Pink Eggs (and Ham, if you prefer!)

Right up front, I'll admit… I love boiled eggs. But even if you don't like them, this is an easy, beautiful, make-ahead, and tasty dish which is perfect to bring to potluck gatherings.

If you raise your own hens for eggs or, like me, you are fortunate to have friends who do, this eye-catching hors d'oeuvre is a great way to use them. I love deviled eggs and egg salad, but I had never made pickled eggs. I first saw these in a buffet prepared by Tellico Kats Deli, where owners Kellye and Tomye shared how they had been eating these since growing up in Pennsylvania. This made more sense when I searched online for recipes and discovered that beet pickled eggs are an Amish dish. I've adapted my version from several recipes.

The recipe can easily be doubled, but my 'new' antique egg server has 12 slots, so I cooked 7 eggs… one for me to eat and the rest cut in halves to serve. I'll be sure to make these again when my chrysanthemum daisies with bright yellow centers and magenta petals are flowering, so I can decorate the platter with a matching floral arrangement in the center.


Pickled Eggs and Beets

1 pint jar or 15 oz can of sliced beets (not pickled)
7 hard-boiled eggs, peeled *
water
1/2 c cider vinegar
1 T honey
1 T pickling spices
1 stick of cinnamon
optional: one small onion, thinly sliced

Drain and reserve the juice from the beets into a large measuring cup, and add water to make 1 cup of liquid. Put the cooked whole eggs into a one-quart canning jar and top with the optional onions.
A loose tea sack for the pickling spices

Put the pickling spices into a tea ball, mesh sack, or other strainer. In a saucepan, add the beet juice mix, vinegar, cinnamon stick and pickling spice bag and bring to a boil. Simmer for 10 minutes and stir in the honey. Caution - this mixture will stain, as the finished eggs illustrate. Wipe up any spills with a disposable wipe, not your favorite dish cloth!

Pour the simmered liquid into the jar of eggs while hot (Tip: never pour very hot liquid into a cold jar or you'll risk breaking the jar - and having a dangerous hot liquid pouring out; if necessary, run hot water over the outside of the jar to warm it).

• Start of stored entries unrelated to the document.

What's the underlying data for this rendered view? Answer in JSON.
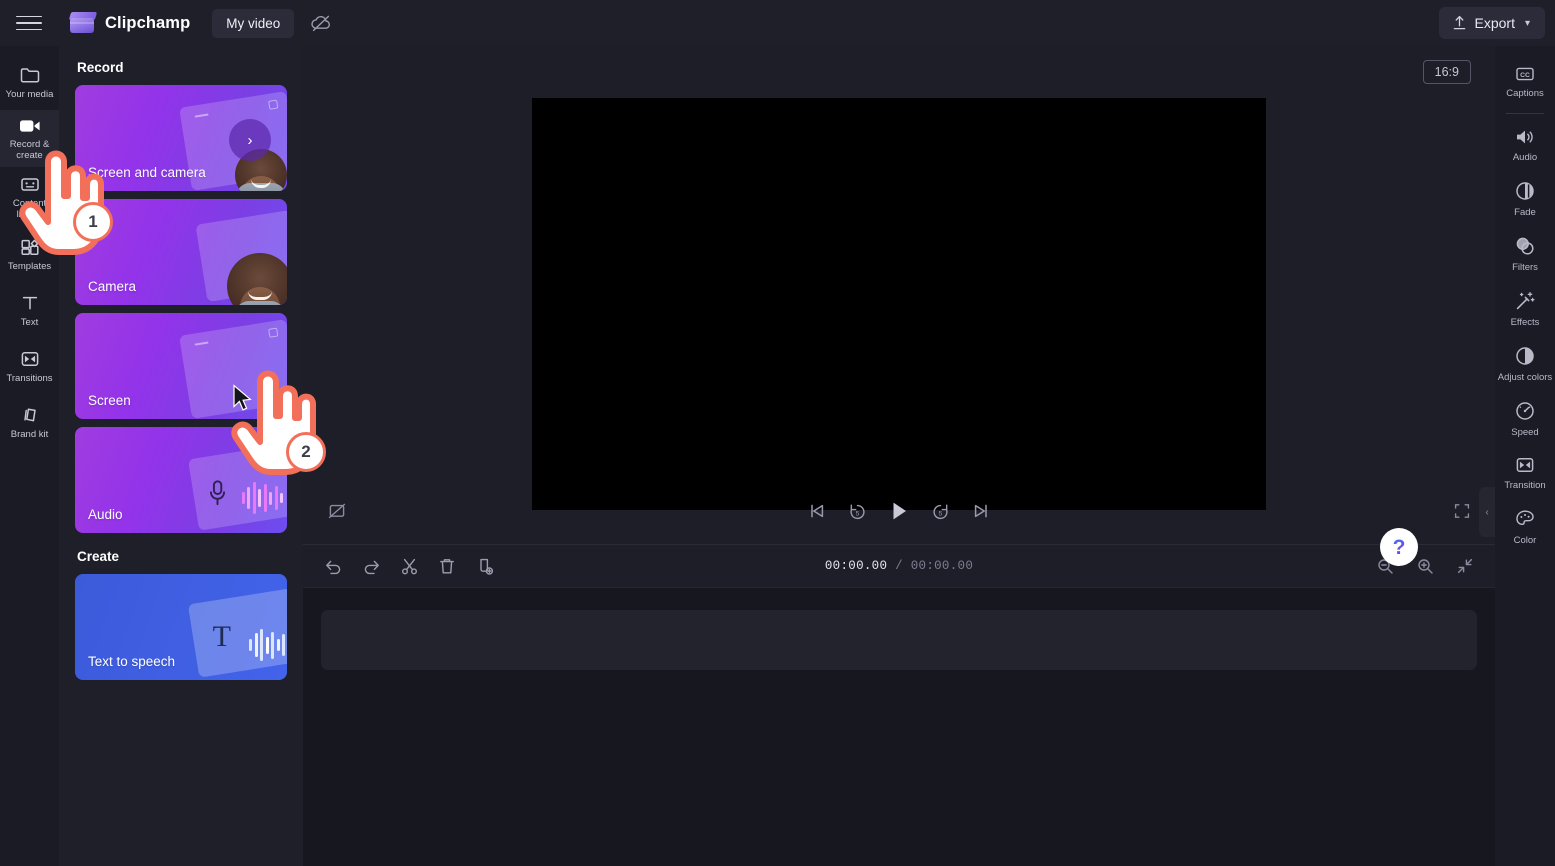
{
  "app": {
    "brand_name": "Clipchamp",
    "project_name": "My video",
    "menu_icon": "hamburger-icon",
    "cloud_icon": "cloud-off-icon",
    "export_label": "Export"
  },
  "left_rail": {
    "items": [
      {
        "label": "Your media",
        "icon": "folder-icon",
        "active": false
      },
      {
        "label": "Record & create",
        "icon": "video-camera-icon",
        "active": true
      },
      {
        "label": "Content library",
        "icon": "content-library-icon",
        "active": false
      },
      {
        "label": "Templates",
        "icon": "templates-icon",
        "active": false
      },
      {
        "label": "Text",
        "icon": "text-icon",
        "active": false
      },
      {
        "label": "Transitions",
        "icon": "transitions-icon",
        "active": false
      },
      {
        "label": "Brand kit",
        "icon": "brand-kit-icon",
        "active": false
      }
    ]
  },
  "panel": {
    "record_heading": "Record",
    "create_heading": "Create",
    "record_cards": [
      {
        "label": "Screen and camera",
        "art": "screen-and-camera-art",
        "chevron": "chevron-right-icon"
      },
      {
        "label": "Camera",
        "art": "camera-art"
      },
      {
        "label": "Screen",
        "art": "screen-art"
      },
      {
        "label": "Audio",
        "art": "audio-art"
      }
    ],
    "create_cards": [
      {
        "label": "Text to speech",
        "art": "text-to-speech-art"
      }
    ]
  },
  "preview": {
    "aspect_ratio": "16:9",
    "controls": [
      {
        "name": "toggle-crop",
        "icon": "crop-off-icon"
      },
      {
        "name": "skip-to-start",
        "icon": "skip-start-icon"
      },
      {
        "name": "rewind-5-seconds",
        "icon": "rewind-5-icon"
      },
      {
        "name": "play",
        "icon": "play-icon"
      },
      {
        "name": "forward-5-seconds",
        "icon": "forward-5-icon"
      },
      {
        "name": "skip-to-end",
        "icon": "skip-end-icon"
      },
      {
        "name": "fullscreen",
        "icon": "fullscreen-icon"
      }
    ]
  },
  "timeline": {
    "tools": [
      {
        "name": "undo",
        "icon": "undo-icon"
      },
      {
        "name": "redo",
        "icon": "redo-icon"
      },
      {
        "name": "split",
        "icon": "scissors-icon"
      },
      {
        "name": "delete",
        "icon": "trash-icon"
      },
      {
        "name": "duplicate",
        "icon": "duplicate-icon"
      }
    ],
    "current_time": "00:00.00",
    "separator": "/",
    "total_time": "00:00.00",
    "zoom_tools": [
      {
        "name": "zoom-out",
        "icon": "zoom-out-icon"
      },
      {
        "name": "zoom-in",
        "icon": "zoom-in-icon"
      },
      {
        "name": "fit-to-screen",
        "icon": "fit-screen-icon"
      }
    ]
  },
  "right_rail": {
    "items": [
      {
        "label": "Captions",
        "icon": "closed-captions-icon",
        "divider_after": true
      },
      {
        "label": "Audio",
        "icon": "speaker-icon"
      },
      {
        "label": "Fade",
        "icon": "fade-icon"
      },
      {
        "label": "Filters",
        "icon": "filters-icon"
      },
      {
        "label": "Effects",
        "icon": "magic-wand-icon"
      },
      {
        "label": "Adjust colors",
        "icon": "contrast-icon"
      },
      {
        "label": "Speed",
        "icon": "speedometer-icon"
      },
      {
        "label": "Transition",
        "icon": "transitions-icon"
      },
      {
        "label": "Color",
        "icon": "palette-icon"
      }
    ]
  },
  "overlays": {
    "collapse_chevron": "‹",
    "help_label": "?",
    "annotations": [
      {
        "number": "1",
        "target": "record-and-create-rail-item"
      },
      {
        "number": "2",
        "target": "screen-record-card"
      }
    ]
  }
}
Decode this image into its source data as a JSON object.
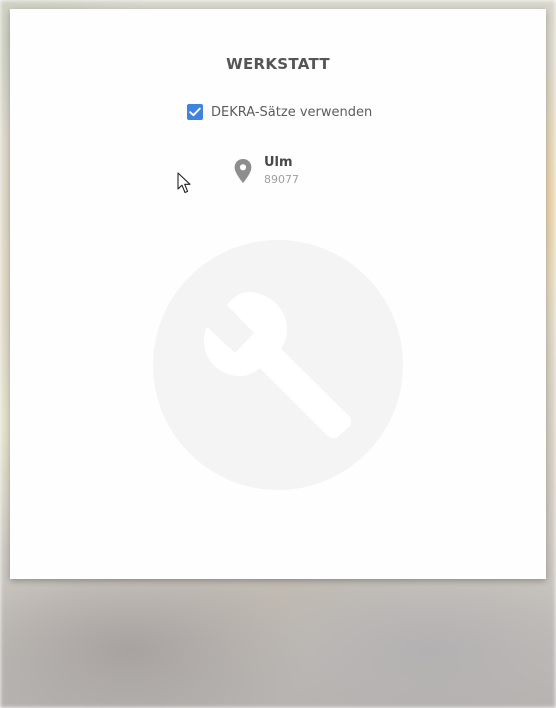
{
  "window": {
    "background": "blurred-photo"
  },
  "card": {
    "title": "WERKSTATT",
    "dekra_checkbox": {
      "label": "DEKRA-Sätze verwenden",
      "checked": true,
      "color": "#3c84e0"
    },
    "location": {
      "icon": "map-pin-icon",
      "city": "Ulm",
      "zip": "89077"
    },
    "watermark_icon": "wrench-icon"
  },
  "cursor": {
    "icon": "mouse-pointer-icon"
  }
}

Add the spice sack, then put the reserved beet slices on top. Allow to cool, then cover tightly and refrigerate for at least 24 hours and up to 5 days ahead, giving the eggs time to absorb the color and flavor. If the eggs are too tight against the side of the jar (and still look white), gently insert a narrow rubber spatula into the side of the jar, to maneuver the eggs and liquid around, for more even coloring.

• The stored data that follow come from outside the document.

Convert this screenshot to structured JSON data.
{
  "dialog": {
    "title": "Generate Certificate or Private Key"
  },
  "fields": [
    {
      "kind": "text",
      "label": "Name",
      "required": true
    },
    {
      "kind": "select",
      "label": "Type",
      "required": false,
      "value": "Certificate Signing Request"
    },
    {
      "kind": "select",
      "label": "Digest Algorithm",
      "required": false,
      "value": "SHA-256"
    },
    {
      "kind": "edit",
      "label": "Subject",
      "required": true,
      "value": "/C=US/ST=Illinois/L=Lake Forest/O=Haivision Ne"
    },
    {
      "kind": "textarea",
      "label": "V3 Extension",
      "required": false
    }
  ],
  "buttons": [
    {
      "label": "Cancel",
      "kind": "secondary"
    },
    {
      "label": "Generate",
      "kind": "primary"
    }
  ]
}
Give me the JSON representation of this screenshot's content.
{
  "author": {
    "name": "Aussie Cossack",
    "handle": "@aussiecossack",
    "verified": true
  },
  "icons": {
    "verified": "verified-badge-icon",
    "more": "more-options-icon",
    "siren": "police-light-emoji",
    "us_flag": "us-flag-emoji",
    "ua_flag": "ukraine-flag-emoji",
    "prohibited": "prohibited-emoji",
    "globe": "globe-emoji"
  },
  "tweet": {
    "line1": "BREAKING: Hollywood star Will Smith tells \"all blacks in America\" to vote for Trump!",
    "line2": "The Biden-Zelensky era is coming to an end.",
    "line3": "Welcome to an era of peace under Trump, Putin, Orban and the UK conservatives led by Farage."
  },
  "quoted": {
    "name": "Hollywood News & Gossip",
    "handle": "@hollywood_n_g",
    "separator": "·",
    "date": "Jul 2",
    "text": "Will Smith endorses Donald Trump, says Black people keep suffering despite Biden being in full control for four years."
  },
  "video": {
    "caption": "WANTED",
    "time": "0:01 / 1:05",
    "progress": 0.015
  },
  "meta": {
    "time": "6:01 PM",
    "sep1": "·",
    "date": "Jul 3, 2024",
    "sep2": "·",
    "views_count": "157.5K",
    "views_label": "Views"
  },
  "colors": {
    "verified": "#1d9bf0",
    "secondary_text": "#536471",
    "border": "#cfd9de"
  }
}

When ready to serve, remove the beets and onions with a slotted spoon, draining in a sieve. Discard the spices. Gently remove the eggs next, setting them on a paper towel in a flat dish so the liquid is absorbed. Discard the pickling liquid. Cut each egg in half, and arrange with the beets on a serving platter.




* To hard-boil eggs: Set eggs in a saucepan and cover 1" over with cold water. Bring to a boil. Remove from heat, keeping covered, and leave for 10 minutes. Pour off the water and run under cold water over the eggs to cool them. Some say it helps to peel each egg under running water, and finding the thin white membrane right under the shell makes it peel off more easily, in bigger pieces.

This dish is perfect for a baby girl shower, a pink-themed bridal shower, or a tea party. You might slice one of these pink eggs into rounds and arrange them around the outside edge to garnish a bowl of potato salad. Or, if you serve these and end up with any leftover eggs, try what I did: a pink egg salad... yummy and lovely. Be creative and play with your food!